No livro original, a cada vez que Pinóquio mentia, seu nariz crescia ou surgiam orelhas e rabos de burro, entre tantas outras lições de moral. Essa é a grande diferença dessa releitura: ele não quer passar uma “moral da história” sobre as consequências das nossas atitudes. Para o autor, isso é uma visão de mundo simplista e maniqueísta.
Na trama, Pinóquio não é mais um boneco de madeira, mas sim um autômato de guerra criado por Gepeto; o Grilo Falante dá lugar para Jimmy, uma barata que sonha se tornar um escritor, mas passa seu tempo bebendo e vagabundeando. Essas escolhas do autor dão uma nova faceta à obra, e a forma como ele desconstrói certos personagens é sensacional. Gepeto se torna um inventor belicista que só quer o Pinóquio para faturar milhões. Jimmy acaba expulso de sua casa, por isso vai morar na cabeça do robô, e está muito longe de ser uma alusão à consciência de Pinóquio, como no livro original.

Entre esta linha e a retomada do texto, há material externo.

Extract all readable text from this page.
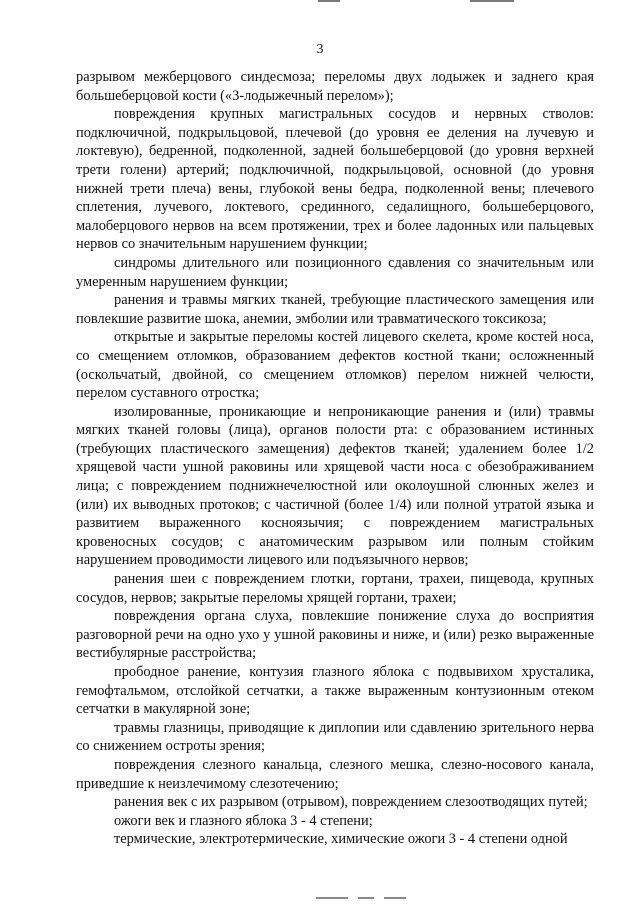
3

разрывом межберцового синдесмоза; переломы двух лодыжек и заднего края большеберцовой кости («3-лодыжечный перелом»);

повреждения крупных магистральных сосудов и нервных стволов: подключичной, подкрыльцовой, плечевой (до уровня ее деления на лучевую и локтевую), бедренной, подколенной, задней большеберцовой (до уровня верхней трети голени) артерий; подключичной, подкрыльцовой, основной (до уровня нижней трети плеча) вены, глубокой вены бедра, подколенной вены; плечевого сплетения, лучевого, локтевого, срединного, седалищного, большеберцового, малоберцового нервов на всем протяжении, трех и более ладонных или пальцевых нервов со значительным нарушением функции;

синдромы длительного или позиционного сдавления со значительным или умеренным нарушением функции;

ранения и травмы мягких тканей, требующие пластического замещения или повлекшие развитие шока, анемии, эмболии или травматического токсикоза;

открытые и закрытые переломы костей лицевого скелета, кроме костей носа, со смещением отломков, образованием дефектов костной ткани; осложненный (оскольчатый, двойной, со смещением отломков) перелом нижней челюсти, перелом суставного отростка;

изолированные, проникающие и непроникающие ранения и (или) травмы мягких тканей головы (лица), органов полости рта: с образованием истинных (требующих пластического замещения) дефектов тканей; удалением более 1/2 хрящевой части ушной раковины или хрящевой части носа с обезображиванием лица; с повреждением поднижнечелюстной или околоушной слюнных желез и (или) их выводных протоков; с частичной (более 1/4) или полной утратой языка и развитием выраженного косноязычия; с повреждением магистральных кровеносных сосудов; с анатомическим разрывом или полным стойким нарушением проводимости лицевого или подъязычного нервов;

ранения шеи с повреждением глотки, гортани, трахеи, пищевода, крупных сосудов, нервов; закрытые переломы хрящей гортани, трахеи;

повреждения органа слуха, повлекшие понижение слуха до восприятия разговорной речи на одно ухо у ушной раковины и ниже, и (или) резко выраженные вестибулярные расстройства;

прободное ранение, контузия глазного яблока с подвывихом хрусталика, гемофтальмом, отслойкой сетчатки, а также выраженным контузионным отеком сетчатки в макулярной зоне;

травмы глазницы, приводящие к диплопии или сдавлению зрительного нерва со снижением остроты зрения;

повреждения слезного канальца, слезного мешка, слезно-носового канала, приведшие к неизлечимому слезотечению;

ранения век с их разрывом (отрывом), повреждением слезоотводящих путей;

ожоги век и глазного яблока 3 - 4 степени;

термические, электротермические, химические ожоги 3 - 4 степени одной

A história se desenvolve e nos vemos em um mar de sangue, envolvendo violência, fanatismo religioso, exploração infantil e outras atrocidades. Winshluss faz uma série de críticas à sociedade atual e não poupa ninguém. Sua obra tem, a todo momento, um teor em que a crueldade parece fazer parte da humanidade: quase todos os personagens agem em benefício próprio e não se importam em passar por cima de qualquer um para conseguir o que buscam. Pinóquio parece à margem disso tudo. Seu personagem não faz escolhas erradas, apenas é jogado de um lado para o outro, e as ações transcorrem fora do seu controle.
O trabalho do autor é fantástico, e as múltiplas tramas que cercam o personagem se preenchem com um significado maior no final da história. O álbum, mesmo quase sem texto, tem muito a dizer, mostrando a força da narrativa visual do autor. O traço de Winshluss se altera em diversos estilos, desde a pop-art à pintura impressionista, ou da arte do underground norte-americano aos quadrinhos cômicos franceses.
Pinóquio traz uma visão hedonista da humanidade e uma grande crítica à sociedade atual, e não busca uma “moral da história” em sua conclusão, vai mais longe, realizando ainda um fechamento com um certo ar de esperança.